Sermon sur la tempérance chrétienne.
Publié : dim. 12 juil. 2020 15:48
(à suivre)Bourdaloue a écrit :
SERMON SUR LA TEMPÉRANCE CHRÉTIENNE (VIe dimanche après la Pentecôte).
ANALYSE.
Sujet. Alors Jésus prit les sept pains qui lui avaient été présentés; et rendant des actions de grâces, il les rompit et les donna à ses disciples pour les distribuer, et ils les distribuèrent au peuple.
Le Sauveur du monde, en nourrissant le peuple, nous enseigne la tempérance que nous devons garder dans les repas.
Division. Dans le mystère de. la multiplication des pains et dans le soin que prend Jésus-Christ de nourrir ces saintes troupes qui l’avaient suivi, il nous apprend à retrancher de la réfection du corps ce qu'il y a de défectueux et de déréglé : première partie. Et ce même Sauveur nous fait encore connaître de quelle sainteté cette réfection du corps est susceptible, et nous apprend à la perfectionner: deuxième partie.

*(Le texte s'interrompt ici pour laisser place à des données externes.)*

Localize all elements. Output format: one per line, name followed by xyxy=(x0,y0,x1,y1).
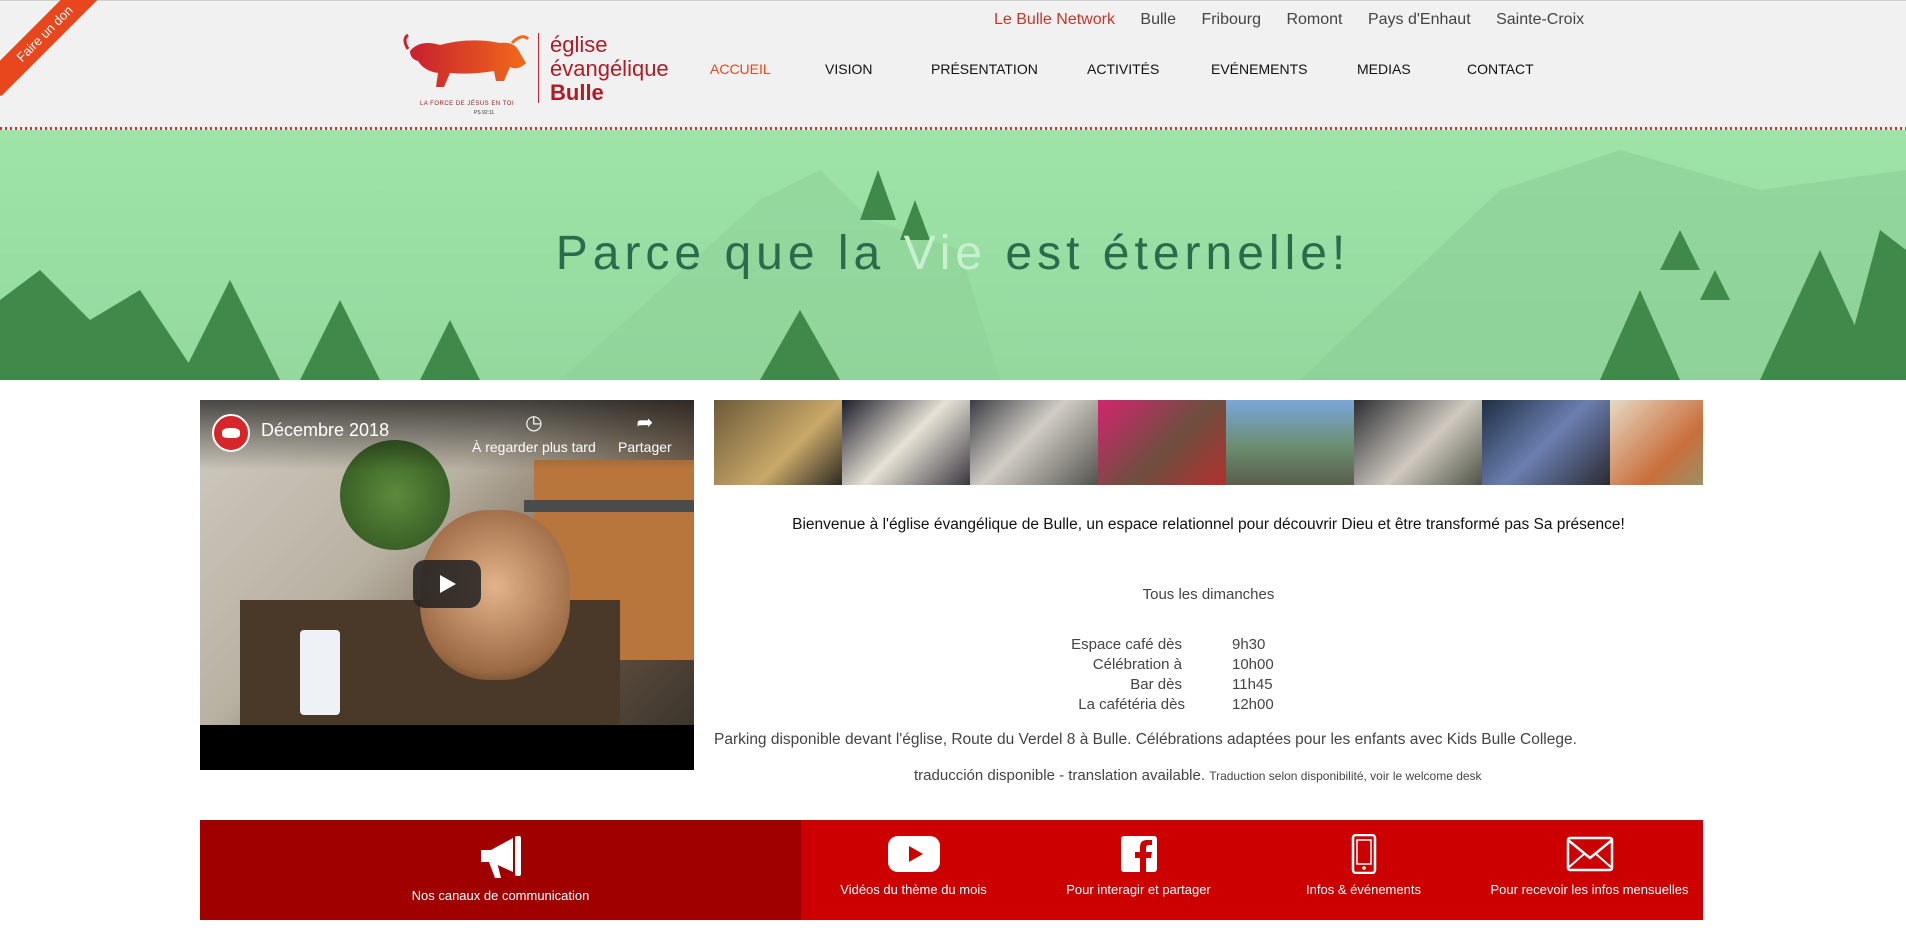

Première partie. Jésus-Christ nous apprend à retrancher de la réfection du corps ce qu'il y a de défectueux et de déréglé, savoir : rattachement, l'excès, la délicatesse.
1° L'attachement, c'est-à-dire une attention trop grande à ce qui regarde le soulagement et l'entretien du corps. Pour corriger . Jésus-Christ mène le peuple qu'il traîne à sa suite, dans un lieu solitaire, inculte, dénué de tout; et c'est là en effet que ce peuple, bien différent des anciens Juifs, et uniquement attentif à écouter la parole de Dieu, se laisse conduire sans murmurer. Mais combien y a-t-il maintenant dans le christianisme de ces hommes dont saint Paul a dit qu'ils font de leur corps leur divinité, ne pensant à rien autre chose et ne s'occupant de rien autre chose ? Comparons cette insatiable avidité avec la sobriété de ces religieux dont parle Cassien, et combattons cet attachement immodéré, comme saint Augustin nous témoigne lui-même qu'il était sans cesse obligé de le combattre.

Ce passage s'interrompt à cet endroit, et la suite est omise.